2. Multi-channel printhead. 34. The multi-channel printhead of claim 32, further comprising a base cover attached to said second side. 35. The multi-channel printhead of claim 32, wherein said second electrode extends to a location corresponding to about half the depth of said plurality of ink channels. 36. A first wall portion having a first inner wall surface, a first wall outer wall surface, and a first upper wall surface, a second inner wall surface,
A printhead transducer having a second wall portion having a second wall outer wall surface and a second upper wall surface, and a base portion having a base inner surface, a base outer wall surface, and a base outer bottom surface; the first upper wall surface; A first surface defined by a second upper wall surface, a second surface defined by the base outer bottom surface, an ink channel defined by the first inner wall surface, the second inner wall surface, and the base inner surface; A first metal coating layer coated on the channel wall surface, and a second metal coating layer coated on the base outer wall surface and the base outer bottom surface, and on a part of the first outer wall surface and the second outer wall surface.
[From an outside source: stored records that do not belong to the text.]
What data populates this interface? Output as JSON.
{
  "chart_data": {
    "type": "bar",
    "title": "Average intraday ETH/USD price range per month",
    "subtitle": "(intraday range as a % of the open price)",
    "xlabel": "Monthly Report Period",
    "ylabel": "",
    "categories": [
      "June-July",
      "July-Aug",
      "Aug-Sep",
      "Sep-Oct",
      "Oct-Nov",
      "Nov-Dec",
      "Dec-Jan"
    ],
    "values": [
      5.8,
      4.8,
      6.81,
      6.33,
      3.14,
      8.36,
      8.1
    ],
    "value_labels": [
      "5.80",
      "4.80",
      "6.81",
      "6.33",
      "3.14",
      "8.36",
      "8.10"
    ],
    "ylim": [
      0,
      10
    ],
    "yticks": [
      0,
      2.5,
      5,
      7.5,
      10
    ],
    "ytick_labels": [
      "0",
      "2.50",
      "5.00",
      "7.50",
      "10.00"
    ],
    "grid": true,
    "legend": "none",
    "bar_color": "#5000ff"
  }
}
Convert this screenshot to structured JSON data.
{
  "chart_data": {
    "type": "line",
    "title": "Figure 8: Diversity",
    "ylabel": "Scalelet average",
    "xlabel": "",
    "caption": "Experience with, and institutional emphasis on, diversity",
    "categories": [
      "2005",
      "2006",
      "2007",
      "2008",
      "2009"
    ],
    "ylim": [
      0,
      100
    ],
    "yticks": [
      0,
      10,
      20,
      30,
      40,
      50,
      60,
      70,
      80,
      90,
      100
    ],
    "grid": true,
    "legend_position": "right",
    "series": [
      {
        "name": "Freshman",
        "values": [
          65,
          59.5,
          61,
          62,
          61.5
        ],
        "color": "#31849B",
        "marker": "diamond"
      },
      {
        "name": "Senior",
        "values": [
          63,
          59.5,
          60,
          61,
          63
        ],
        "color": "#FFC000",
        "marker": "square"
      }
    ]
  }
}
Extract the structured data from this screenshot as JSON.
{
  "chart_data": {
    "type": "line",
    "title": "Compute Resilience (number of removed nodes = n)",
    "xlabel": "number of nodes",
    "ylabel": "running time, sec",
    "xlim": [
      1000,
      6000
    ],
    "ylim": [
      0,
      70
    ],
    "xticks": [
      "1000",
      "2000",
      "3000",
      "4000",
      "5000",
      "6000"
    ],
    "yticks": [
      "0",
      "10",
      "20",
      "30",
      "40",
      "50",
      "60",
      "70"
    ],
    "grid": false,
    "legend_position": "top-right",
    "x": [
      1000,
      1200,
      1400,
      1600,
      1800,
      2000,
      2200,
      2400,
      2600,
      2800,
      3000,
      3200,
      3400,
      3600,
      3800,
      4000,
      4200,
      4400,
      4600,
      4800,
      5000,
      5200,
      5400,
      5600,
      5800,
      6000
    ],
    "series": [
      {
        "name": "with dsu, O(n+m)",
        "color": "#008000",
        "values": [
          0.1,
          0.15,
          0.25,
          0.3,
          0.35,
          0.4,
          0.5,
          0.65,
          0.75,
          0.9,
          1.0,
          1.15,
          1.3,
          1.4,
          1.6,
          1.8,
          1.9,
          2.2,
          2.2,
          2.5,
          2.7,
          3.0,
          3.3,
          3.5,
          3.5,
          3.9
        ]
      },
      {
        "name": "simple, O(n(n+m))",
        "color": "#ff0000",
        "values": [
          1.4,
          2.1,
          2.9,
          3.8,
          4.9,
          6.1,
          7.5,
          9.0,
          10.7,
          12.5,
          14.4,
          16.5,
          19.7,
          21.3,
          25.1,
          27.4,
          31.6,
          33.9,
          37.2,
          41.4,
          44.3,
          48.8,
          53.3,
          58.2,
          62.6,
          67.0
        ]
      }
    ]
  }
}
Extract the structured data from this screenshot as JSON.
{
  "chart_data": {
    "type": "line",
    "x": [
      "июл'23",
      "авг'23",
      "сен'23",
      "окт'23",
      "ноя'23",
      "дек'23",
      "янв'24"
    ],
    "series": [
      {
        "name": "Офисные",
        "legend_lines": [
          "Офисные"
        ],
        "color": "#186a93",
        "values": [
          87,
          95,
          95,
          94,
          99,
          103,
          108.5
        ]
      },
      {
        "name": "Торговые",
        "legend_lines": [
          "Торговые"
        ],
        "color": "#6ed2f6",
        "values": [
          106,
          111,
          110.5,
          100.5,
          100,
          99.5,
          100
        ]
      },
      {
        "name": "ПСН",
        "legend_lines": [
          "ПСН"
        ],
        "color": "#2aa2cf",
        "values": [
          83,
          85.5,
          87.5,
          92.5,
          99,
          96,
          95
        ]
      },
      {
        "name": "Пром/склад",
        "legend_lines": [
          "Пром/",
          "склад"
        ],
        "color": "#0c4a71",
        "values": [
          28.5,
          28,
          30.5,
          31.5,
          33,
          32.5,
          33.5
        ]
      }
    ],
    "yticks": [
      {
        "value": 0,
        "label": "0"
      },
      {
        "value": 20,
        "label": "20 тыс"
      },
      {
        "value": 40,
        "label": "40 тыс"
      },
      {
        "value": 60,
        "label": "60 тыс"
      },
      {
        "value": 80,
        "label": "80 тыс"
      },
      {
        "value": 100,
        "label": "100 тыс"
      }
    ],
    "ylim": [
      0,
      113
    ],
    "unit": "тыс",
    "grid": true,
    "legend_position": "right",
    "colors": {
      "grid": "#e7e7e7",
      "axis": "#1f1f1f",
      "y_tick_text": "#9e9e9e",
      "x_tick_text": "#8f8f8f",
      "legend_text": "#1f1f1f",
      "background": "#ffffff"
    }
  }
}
Wherein the printhead transducer comprises a piezoelectric material having a poling direction, the poling direction being from the second surface to the first surface. An inkjet printhead that is substantially parallel to a direction that extends perpendicular to the printhead. 37. The printhead of claim 36, wherein the poling direction extends at an angle from the second surface to the first surface. 38. The printhead of claim 36, wherein the poling direction extends at an angle from the first surface to the second surface.